Há 48 anos, num dia quinze de Agosto, os meus pais e os meus irmãos aterraram na Portela, retornados de Moçambique. Os meus pais e os meus irmãos, porque eu, na altura apenas com ano e meio, chegava pela primeira vez ao país que me deu a nacionalidade. Há quarenta e oito anos eu chegava a Portugal, sem nunca ter retornado da terra onde nasci, à beira do Índico, que tantas vezes nunca teve nome entre as conversas de famílias e amigos chegados, tornando-se um sítio atrás da memória, a que chamavam apenas “lá”. Era como se a ausência do nome a trouxesse para mais perto, para uma frágil possibilidade que se esboroaria, qual feitiço, se lhe pronunciassem o nome.

– E tu, lembras-te de lá? – Perguntavam-me outras pessoas que lá tinham vivido.

Eu dizia que não, vim de lá muito pequena, e via-lhes uma certa de desilusão no rosto, que pena, a tua terra era muito bonita. Um dia, tens de lá voltar. E eu dizia-lhes que sim, que é o que as pessoas querem sempre ouvir, mas como explicar-lhes que, se acaso eu voltasse, apenas voltaria a memórias que não eram minhas? Como dizer-lhes que a minha terra, o meu primeiro chão, não encontrava lugar dentro de mim, só nas histórias dos meus pais, as quais pedi para repetir vezes sem fim, talvez pensando que se um dia as soubesse de cor, então, seriam realmente minhas, e dentro de uma pasta azul, em forma de envelope, onde se guardavam todas as fotografias de “lá”? Como contar-lhes as horas e horas que passei a observar aquelas fotos, procurando qualquer coisa de onde eu pudesse dizer, eu sou dali, isto é onde pertenço?

O meu pai a contar-me, todos os verões de “cá”, que o pôr-do-sol de “lá” era poderoso, um feitiço, escuta-me, dizia, ficava o céu todo vermelho num instante e eu ouvia-o imaginando mil céus vermelhos que nunca vi, que nunca foram os meus.
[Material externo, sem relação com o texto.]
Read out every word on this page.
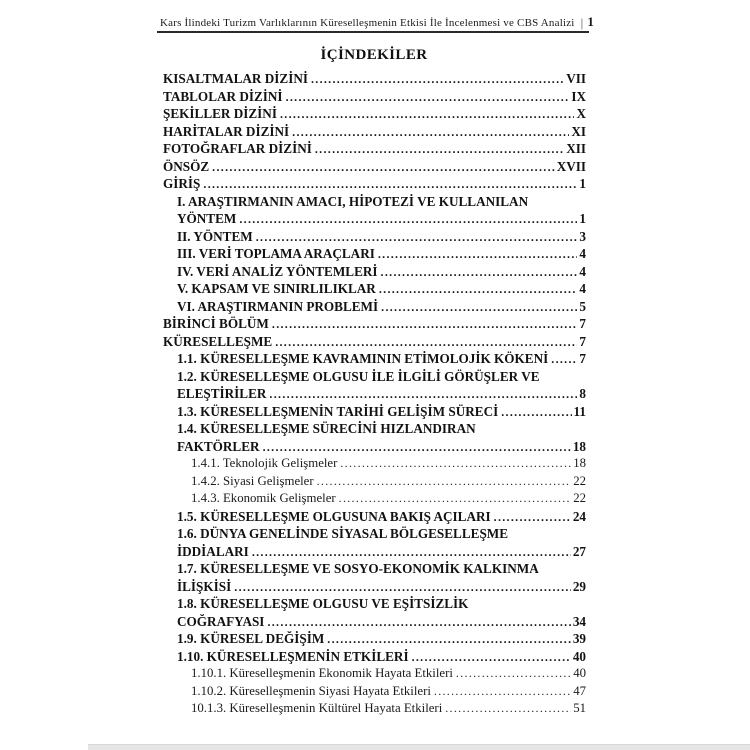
Kars İlindeki Turizm Varlıklarının Küreselleşmenin Etkisi İle İncelenmesi ve CBS Analizi | 1
İÇİNDEKİLER
KISALTMALAR DİZİNİ .....	VII
TABLOLAR DİZİNİ .....	IX
ŞEKİLLER DİZİNİ .....	X
HARİTALAR DİZİNİ .....	XI
FOTOĞRAFLAR DİZİNİ .....	XII
ÖNSÖZ .....	XVII
GİRİŞ .....	1
I. ARAŞTIRMANIN AMACI, HİPOTEZİ VE KULLANILAN
YÖNTEM .....	1
II. YÖNTEM .....	3
III. VERİ TOPLAMA ARAÇLARI .....	4
IV. VERİ ANALİZ YÖNTEMLERİ .....	4
V. KAPSAM VE SINIRLILIKLAR .....	4
VI. ARAŞTIRMANIN PROBLEMİ .....	5
BİRİNCİ BÖLÜM .....	7
KÜRESELLEŞME .....	7
1.1. KÜRESELLEŞME KAVRAMININ ETİMOLOJİK KÖKENİ ..... 7
1.2. KÜRESELLEŞME OLGUSU İLE İLGİLİ GÖRÜŞLER VE
ELEŞTİRİLER .....	8
1.3. KÜRESELLEŞMENİN TARİHİ GELİŞİM SÜRECİ .....	11
1.4. KÜRESELLEŞME SÜRECİNİ HIZLANDIRAN
FAKTÖRLER .....	18
1.4.1. Teknolojik Gelişmeler .....	18
1.4.2. Siyasi Gelişmeler .....	22
1.4.3. Ekonomik Gelişmeler .....	22
1.5. KÜRESELLEŞME OLGUSUNA BAKIŞ AÇILARI .....	24
1.6. DÜNYA GENELİNDE SİYASAL BÖLGESELLEŞME
İDDİALARI .....	27
1.7. KÜRESELLEŞME VE SOSYO-EKONOMİK KALKINMA
İLİŞKİSİ .....	29
1.8. KÜRESELLEŞME OLGUSU VE EŞİTSİZLİK
COĞRAFYASI .....	34
1.9. KÜRESEL DEĞİŞİM .....	39
1.10. KÜRESELLEŞMENİN ETKİLERİ .....	40
1.10.1. Küreselleşmenin Ekonomik Hayata Etkileri .....	40
1.10.2. Küreselleşmenin Siyasi Hayata Etkileri .....	47
10.1.3. Küreselleşmenin Kültürel Hayata Etkileri .....	51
Escuta-me, disse-me, da última vez que foi a minha casa, ao sair, num fim de tarde surpreendentemente quente para aquele princípio de Outono, apontou-me o céu, parado à soleira da minha porta e disse-me, olha, era quase assim que ficava o céu da tua terra. Eu olhei o horizonte, no mesmo exercício que fazia em criança, em busca de uma memória que não tinha, disse, com a firmeza com que fazemos todas as promessas:

– Devia ser bonito, pai. Um dia volto lá.

Ele sorriu, bateu-me ao de leve no braço e disse baixinho.

– Volta, pois.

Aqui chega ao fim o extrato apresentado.